Abel’s pitch was also tactical and role-specific. He explained that if Flaco tries to drift into a different responsibility—like chasing assists at the wrong moment—he’ll be punished with bench consequences. In other words: be the centre-forward. Do the job. Make the runs. Get to the place where goals are born.
And then came the phrase that made the room go quiet:
He referenced the need to attack the zona do ouro, the “gold zone” where the striker has to be decisive. Abel wants that positioning to be automatic. Not emotional. Not occasional. Automatic.
What the victory changes for Palmeiras in the Libertadores
On the pitch, the story is straightforward: Palmeiras took control of Group F and now sit at the top with eight points. That’s a massive psychological shift—because in Libertadores group stages, first place isn’t just comfort. It changes how teams plan travel, manage risk, and handle the next windows of pressure.
With Flaco López scoring and Ramón Sosa adding the second, Palmeiras didn’t just win; they delivered a message of control. When the competition is this tight, consistency becomes currency. And Abel kept repeating that theme: compete, deliver, and don’t pretend everything is perfect when the environment fights back.
Still, the public optics matter too. A coach who publicly “charges” a player after a goal sends a signal to the whole squad: the work doesn’t end at the whistle. It ramps up.
Abel’s rant about the calendar, the irregular pitch, and physical fatigue
Then came the part that sounded like a manager who’s been carrying the weight for weeks.
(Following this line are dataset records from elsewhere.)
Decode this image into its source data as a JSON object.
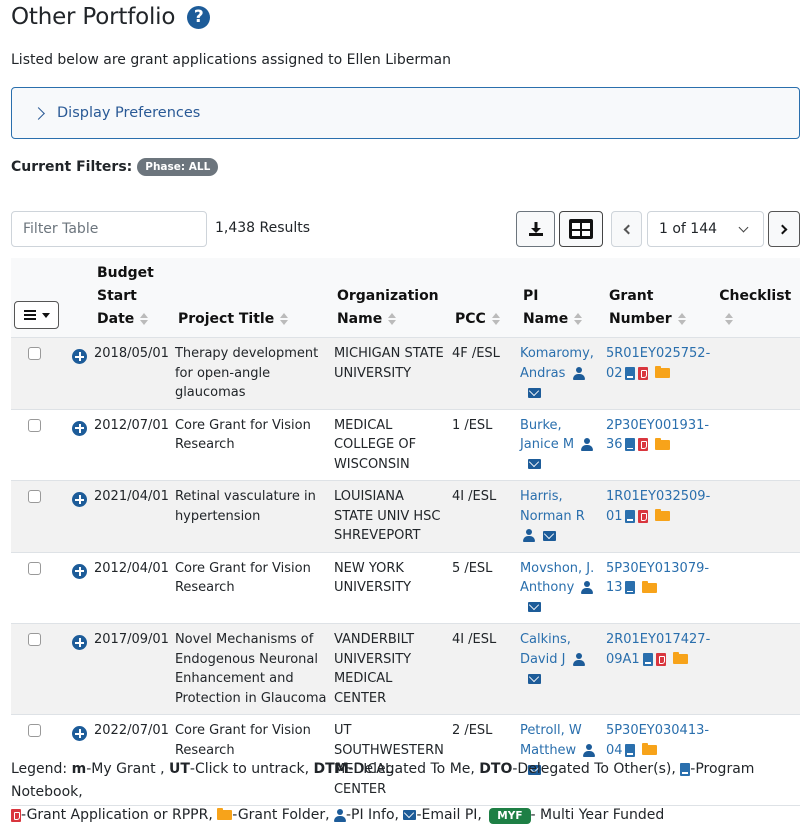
{
  "header": {
    "title": "Other Portfolio",
    "help_icon": "question-circle-icon",
    "subtitle": "Listed below are grant applications assigned to Ellen Liberman"
  },
  "display_preferences": {
    "label": "Display Preferences",
    "icon": "chevron-right-icon"
  },
  "filters": {
    "label": "Current Filters:",
    "badges": [
      "Phase: ALL"
    ]
  },
  "toolbar": {
    "filter_placeholder": "Filter Table",
    "filter_value": "",
    "results": "1,438 Results",
    "download_icon": "download-icon",
    "table_view_icon": "table-grid-icon",
    "prev_icon": "chevron-left-icon",
    "page_select": "1 of 144",
    "next_icon": "chevron-right-icon"
  },
  "table": {
    "column_menu_icon": "hamburger-menu-icon",
    "columns": [
      {
        "label": "Budget Start Date",
        "lines": [
          "Budget",
          "Start",
          "Date"
        ]
      },
      {
        "label": "Project Title"
      },
      {
        "label": "Organization Name",
        "lines": [
          "Organization",
          "Name"
        ]
      },
      {
        "label": "PCC"
      },
      {
        "label": "PI Name",
        "lines": [
          "PI",
          "Name"
        ]
      },
      {
        "label": "Grant Number",
        "lines": [
          "Grant",
          "Number"
        ]
      },
      {
        "label": "Checklist"
      }
    ],
    "rows": [
      {
        "date": "2018/05/01",
        "title": "Therapy development for open-angle glaucomas",
        "org": "MICHIGAN STATE UNIVERSITY",
        "pcc": "4F /ESL",
        "pi": "Komaromy, Andras",
        "grant": "5R01EY025752-02",
        "grant_lines": [
          "5R01EY025752-",
          "02"
        ],
        "icons": [
          "notebook",
          "pdf",
          "folder"
        ],
        "checklist": ""
      },
      {
        "date": "2012/07/01",
        "title": "Core Grant for Vision Research",
        "org": "MEDICAL COLLEGE OF WISCONSIN",
        "pcc": "1 /ESL",
        "pi": "Burke, Janice M",
        "grant": "2P30EY001931-36",
        "grant_lines": [
          "2P30EY001931-",
          "36"
        ],
        "icons": [
          "notebook",
          "pdf",
          "folder"
        ],
        "checklist": ""
      },
      {
        "date": "2021/04/01",
        "title": "Retinal vasculature in hypertension",
        "org": "LOUISIANA STATE UNIV HSC SHREVEPORT",
        "pcc": "4I /ESL",
        "pi": "Harris, Norman R",
        "grant": "1R01EY032509-01",
        "grant_lines": [
          "1R01EY032509-",
          "01"
        ],
        "icons": [
          "notebook",
          "pdf",
          "folder"
        ],
        "checklist": ""
      },
      {
        "date": "2012/04/01",
        "title": "Core Grant for Vision Research",
        "org": "NEW YORK UNIVERSITY",
        "pcc": "5 /ESL",
        "pi": "Movshon, J. Anthony",
        "grant": "5P30EY013079-13",
        "grant_lines": [
          "5P30EY013079-",
          "13"
        ],
        "icons": [
          "notebook",
          "folder"
        ],
        "checklist": ""
      },
      {
        "date": "2017/09/01",
        "title": "Novel Mechanisms of Endogenous Neuronal Enhancement and Protection in Glaucoma",
        "org": "VANDERBILT UNIVERSITY MEDICAL CENTER",
        "pcc": "4I /ESL",
        "pi": "Calkins, David J",
        "grant": "2R01EY017427-09A1",
        "grant_lines": [
          "2R01EY017427-",
          "09A1"
        ],
        "icons": [
          "notebook",
          "pdf",
          "folder"
        ],
        "checklist": ""
      },
      {
        "date": "2022/07/01",
        "title": "Core Grant for Vision Research",
        "org": "UT SOUTHWESTERN MEDICAL CENTER",
        "pcc": "2 /ESL",
        "pi": "Petroll, W Matthew",
        "grant": "5P30EY030413-04",
        "grant_lines": [
          "5P30EY030413-",
          "04"
        ],
        "icons": [
          "notebook",
          "folder"
        ],
        "checklist": ""
      }
    ]
  },
  "legend": {
    "prefix": "Legend:",
    "items": [
      {
        "key": "m",
        "text": "-My Grant ,"
      },
      {
        "key": "UT",
        "text": "-Click to untrack,"
      },
      {
        "key": "DTM",
        "text": "-Delegated To Me,"
      },
      {
        "key": "DTO",
        "text": "-Delegated To Other(s),"
      },
      {
        "icon": "notebook-icon",
        "text": "-Program Notebook,"
      },
      {
        "icon": "pdf-icon",
        "text": "-Grant Application or RPPR,"
      },
      {
        "icon": "folder-icon",
        "text": "-Grant Folder,"
      },
      {
        "icon": "user-icon",
        "text": "-PI Info,"
      },
      {
        "icon": "envelope-icon",
        "text": "-Email PI,"
      },
      {
        "badge": "MYF",
        "text": "- Multi Year Funded"
      }
    ]
  },
  "colors": {
    "link": "#2a6fad",
    "icon_blue": "#1d5c99",
    "pdf_red": "#d9363e",
    "folder_orange": "#f7a31a",
    "myf_green": "#1e7f45",
    "badge_gray": "#6c757d",
    "row_stripe": "#f2f2f2"
  }
}
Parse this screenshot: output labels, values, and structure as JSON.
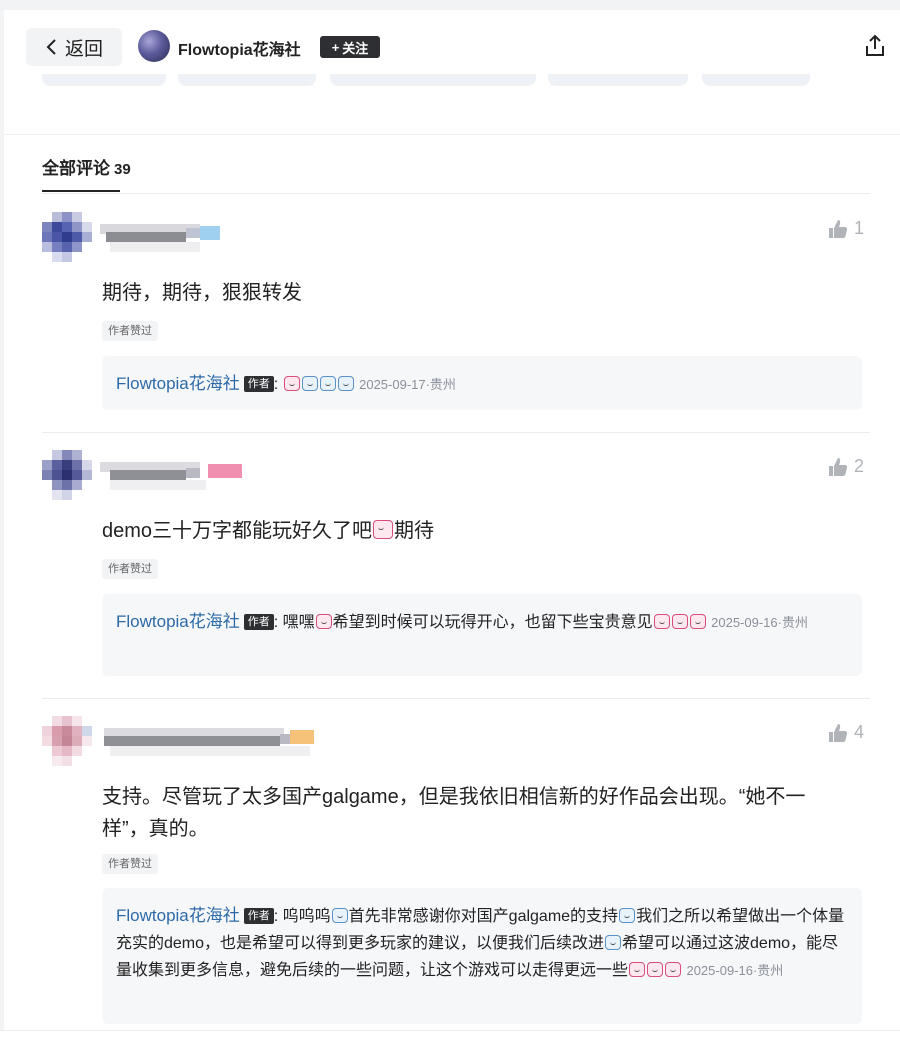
{
  "header": {
    "back_label": "返回",
    "author_name": "Flowtopia花海社",
    "follow_label": "关注"
  },
  "tab": {
    "label": "全部评论",
    "count": "39"
  },
  "comments": [
    {
      "likes": "1",
      "text": "期待，期待，狠狠转发",
      "liked_tag": "作者赞过",
      "reply": {
        "name": "Flowtopia花海社",
        "badge": "作者",
        "text": "",
        "meta": "2025-09-17·贵州"
      }
    },
    {
      "likes": "2",
      "text": "demo三十万字都能玩好久了吧",
      "text_tail": "期待",
      "liked_tag": "作者赞过",
      "reply": {
        "name": "Flowtopia花海社",
        "badge": "作者",
        "text_a": "嘿嘿",
        "text_b": "希望到时候可以玩得开心，也留下些宝贵意见",
        "meta": "2025-09-16·贵州"
      }
    },
    {
      "likes": "4",
      "text": "支持。尽管玩了太多国产galgame，但是我依旧相信新的好作品会出现。“她不一样”，真的。",
      "liked_tag": "作者赞过",
      "reply": {
        "name": "Flowtopia花海社",
        "badge": "作者",
        "text_a": "呜呜呜",
        "text_b": "首先非常感谢你对国产galgame的支持",
        "text_c": "我们之所以希望做出一个体量充实的demo，也是希望可以得到更多玩家的建议，以便我们后续改进",
        "text_d": "希望可以通过这波demo，能尽量收集到更多信息，避免后续的一些问题，让这个游戏可以走得更远一些",
        "meta": "2025-09-16·贵州"
      }
    }
  ],
  "icons": {
    "back": "chevron-left-icon",
    "share": "share-icon",
    "like": "thumbs-up-icon",
    "emoji": "emoji-sticker-icon"
  },
  "colors": {
    "reply_name": "#2d6aa8",
    "badge_bg": "#2d2f33",
    "reply_bg": "#f6f7f9"
  }
}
Abel Ferreira used the coletiva pós-jogo to vent about the calendário apertado, the lack of time to train, and the impact of the gramado irregular in Lima.
His argument wasn’t only “we’re tired.” It was “how can anyone be consistent with these conditions?” He questioned which Brazilian teams are truly stable under such a schedule, pointing to how even the crowd’s own rhythm reflects a league that’s being stretched thin.
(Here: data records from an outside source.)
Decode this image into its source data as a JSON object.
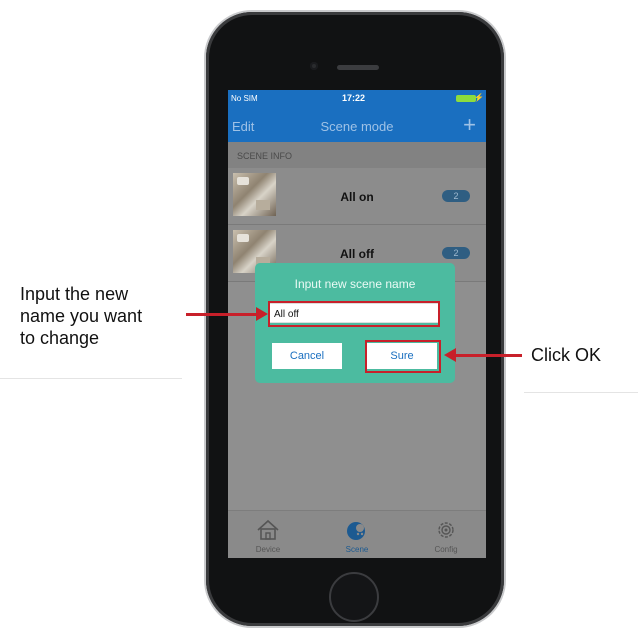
{
  "status_bar": {
    "carrier": "No SIM",
    "time": "17:22"
  },
  "nav_bar": {
    "edit_label": "Edit",
    "title": "Scene mode",
    "add_label": "+"
  },
  "section": {
    "header": "SCENE INFO"
  },
  "scenes": [
    {
      "name": "All on",
      "count": "2"
    },
    {
      "name": "All off",
      "count": "2"
    }
  ],
  "tab_bar": {
    "items": [
      {
        "label": "Device",
        "icon": "home-icon"
      },
      {
        "label": "Scene",
        "icon": "scene-icon"
      },
      {
        "label": "Config",
        "icon": "gear-icon"
      }
    ]
  },
  "dialog": {
    "title": "Input new scene name",
    "input_value": "All off",
    "cancel_label": "Cancel",
    "sure_label": "Sure"
  },
  "annotations": {
    "left_text": [
      "Input the new",
      "name you want",
      "to change"
    ],
    "right_text": "Click OK",
    "highlight_color": "#c8202a"
  },
  "colors": {
    "nav_blue": "#1a6fc0",
    "dialog_green": "#4cbba0",
    "overlay_gray": "#8f8f8f"
  }
}
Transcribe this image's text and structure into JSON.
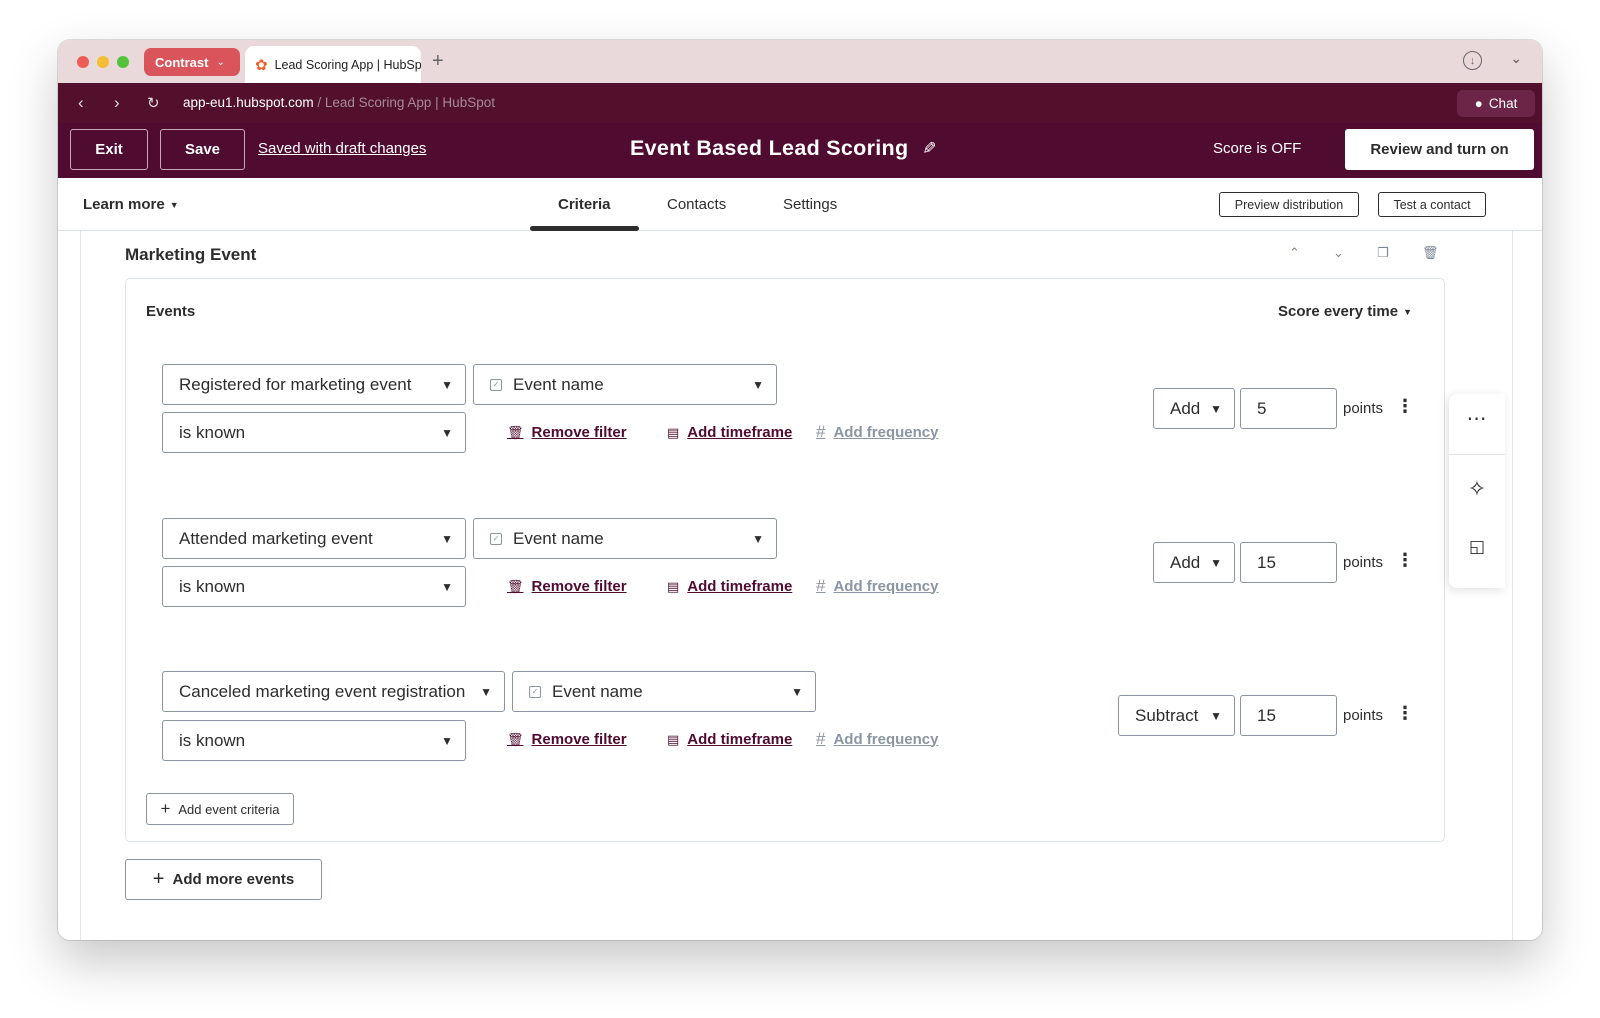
{
  "browser": {
    "profile_label": "Contrast",
    "tab_title": "Lead Scoring App | HubSpot",
    "url_domain": "app-eu1.hubspot.com",
    "url_path": " / Lead Scoring App | HubSpot",
    "chat_label": "Chat"
  },
  "header": {
    "exit_label": "Exit",
    "save_label": "Save",
    "draft_status": "Saved with draft changes",
    "title": "Event Based Lead Scoring",
    "score_status": "Score is OFF",
    "review_label": "Review and turn on"
  },
  "subnav": {
    "learn_more": "Learn more",
    "tabs": [
      "Criteria",
      "Contacts",
      "Settings"
    ],
    "active_tab": "Criteria",
    "preview_label": "Preview distribution",
    "test_label": "Test a contact"
  },
  "section": {
    "title": "Marketing Event",
    "events_label": "Events",
    "score_mode": "Score every time",
    "rules": [
      {
        "event": "Registered for marketing event",
        "property": "Event name",
        "condition": "is known",
        "operation": "Add",
        "points": "5"
      },
      {
        "event": "Attended marketing event",
        "property": "Event name",
        "condition": "is known",
        "operation": "Add",
        "points": "15"
      },
      {
        "event": "Canceled marketing event registration",
        "property": "Event name",
        "condition": "is known",
        "operation": "Subtract",
        "points": "15"
      }
    ],
    "remove_filter": "Remove filter",
    "add_timeframe": "Add timeframe",
    "add_frequency": "Add frequency",
    "points_label": "points",
    "add_event_criteria": "Add event criteria",
    "add_more_events": "Add more events"
  },
  "colors": {
    "brand_dark": "#4f0b30",
    "url_bar": "#53102d",
    "tab_bar": "#ead9da",
    "profile_pill": "#d9555b"
  }
}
Abel also pushed back against the idea that you can demand peak performances every week without consequences. He talked about desgaste físico and said the team has been competitive—citing that Palmeiras reached “13 finals”—but insisted that context matters.
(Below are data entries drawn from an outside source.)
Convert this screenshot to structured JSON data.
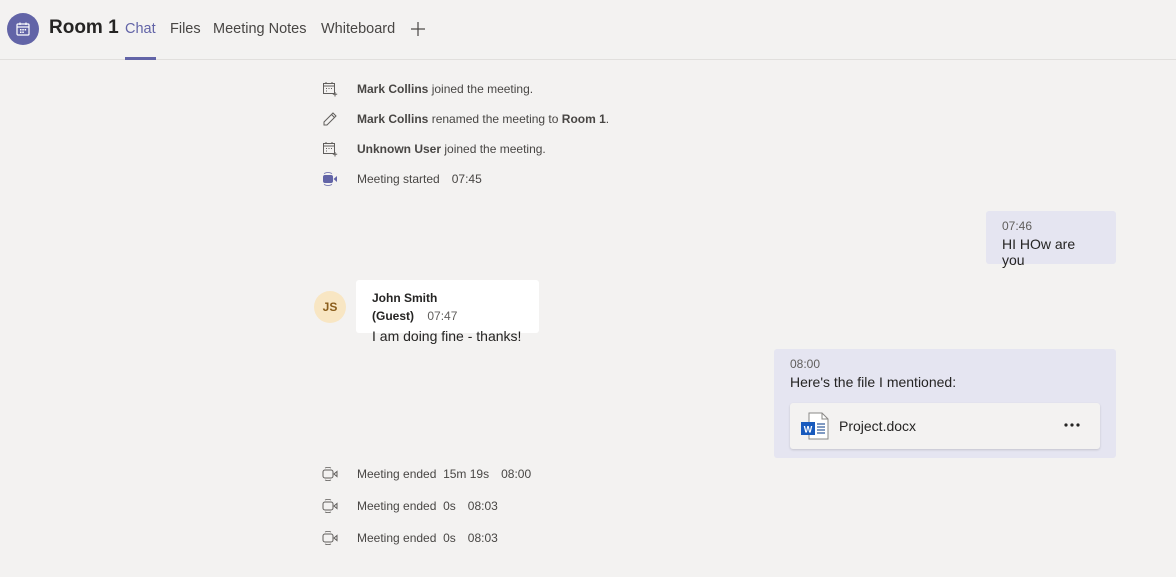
{
  "header": {
    "room_title": "Room 1",
    "tabs": [
      {
        "label": "Chat",
        "active": true
      },
      {
        "label": "Files",
        "active": false
      },
      {
        "label": "Meeting Notes",
        "active": false
      },
      {
        "label": "Whiteboard",
        "active": false
      }
    ],
    "add_tab_icon": "plus-icon",
    "meeting_icon": "calendar-icon"
  },
  "events_top": [
    {
      "icon": "calendar-add-icon",
      "actor": "Mark Collins",
      "text": " joined the meeting."
    },
    {
      "icon": "pencil-icon",
      "actor": "Mark Collins",
      "text": " renamed the meeting to ",
      "target": "Room 1",
      "suffix": "."
    },
    {
      "icon": "calendar-add-icon",
      "actor": "Unknown User",
      "text": " joined the meeting."
    },
    {
      "icon": "video-camera-icon",
      "text": "Meeting started",
      "time": "07:45"
    }
  ],
  "messages": [
    {
      "from": "me",
      "time": "07:46",
      "text": "HI HOw are you"
    },
    {
      "from": "them",
      "sender": "John Smith (Guest)",
      "initials": "JS",
      "time": "07:47",
      "text": "I am doing fine - thanks!"
    },
    {
      "from": "me",
      "time": "08:00",
      "text": "Here's the file I mentioned:",
      "attachment": {
        "name": "Project.docx",
        "icon": "word-document-icon"
      }
    }
  ],
  "events_bottom": [
    {
      "icon": "video-camera-off-icon",
      "text": "Meeting ended",
      "duration": "15m 19s",
      "time": "08:00"
    },
    {
      "icon": "video-camera-off-icon",
      "text": "Meeting ended",
      "duration": "0s",
      "time": "08:03"
    },
    {
      "icon": "video-camera-off-icon",
      "text": "Meeting ended",
      "duration": "0s",
      "time": "08:03"
    }
  ],
  "colors": {
    "accent": "#6264a7",
    "my_bubble": "#e5e5f1",
    "background": "#f3f2f1"
  }
}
And that’s where the coaching philosophy connects back to the Flaco moment. If the staff is constantly adjusting using video, if the players are managing fatigue, then the internal standards become even more important. No time for excuses. No time for wandering roles. Not when the pitch and timetable are conspiring against you.
So yes, the gesture was controversial. But the real message was institutional: control the details, protect the identity, and keep pushing even when the body is tired and the field is fighting you.
O Veredito Jogo Hoje
Abel Ferreira didn’t just “react” after a goal—he used the comemoração as a coaching tool, a live reminder of cobrança interna in a season where desgaste físico and calendário apertado are eating teams alive. The gesture might offend some, sure, but from where we’re sitting, it’s the same principle that wins Libertadores games: standards don’t pause for applause, and the striker has to earn his place in the zona do ouro. Palmeiras aren’t chasing vibes; they’re chasing responsibility.
Perguntas Frequentes
Why did Abel Ferreira make the gesture toward Flaco López?
Abel said it was a response to a thumbs-up-type “joinha” gesture Flaco López made toward him, and he also framed it as part of heavy cobrança interna because he believes Flaco needs to keep attacking the decisive zone and doing his centre-forward job.
How many points did Palmeiras reach in the Libertadores after the win?
After beating Sporting Cristal 2 x 0, Palmeiras reached eight points and took the lead in Group F.
What did Abel say about the calendar and the pitch in Lima?
Abel complained about the tight calendário apertado, the lack of time to train, and criticized the gramado irregular at Alejandro Villanueva, arguing these factors increase fatigue and make consistency harder to sustain.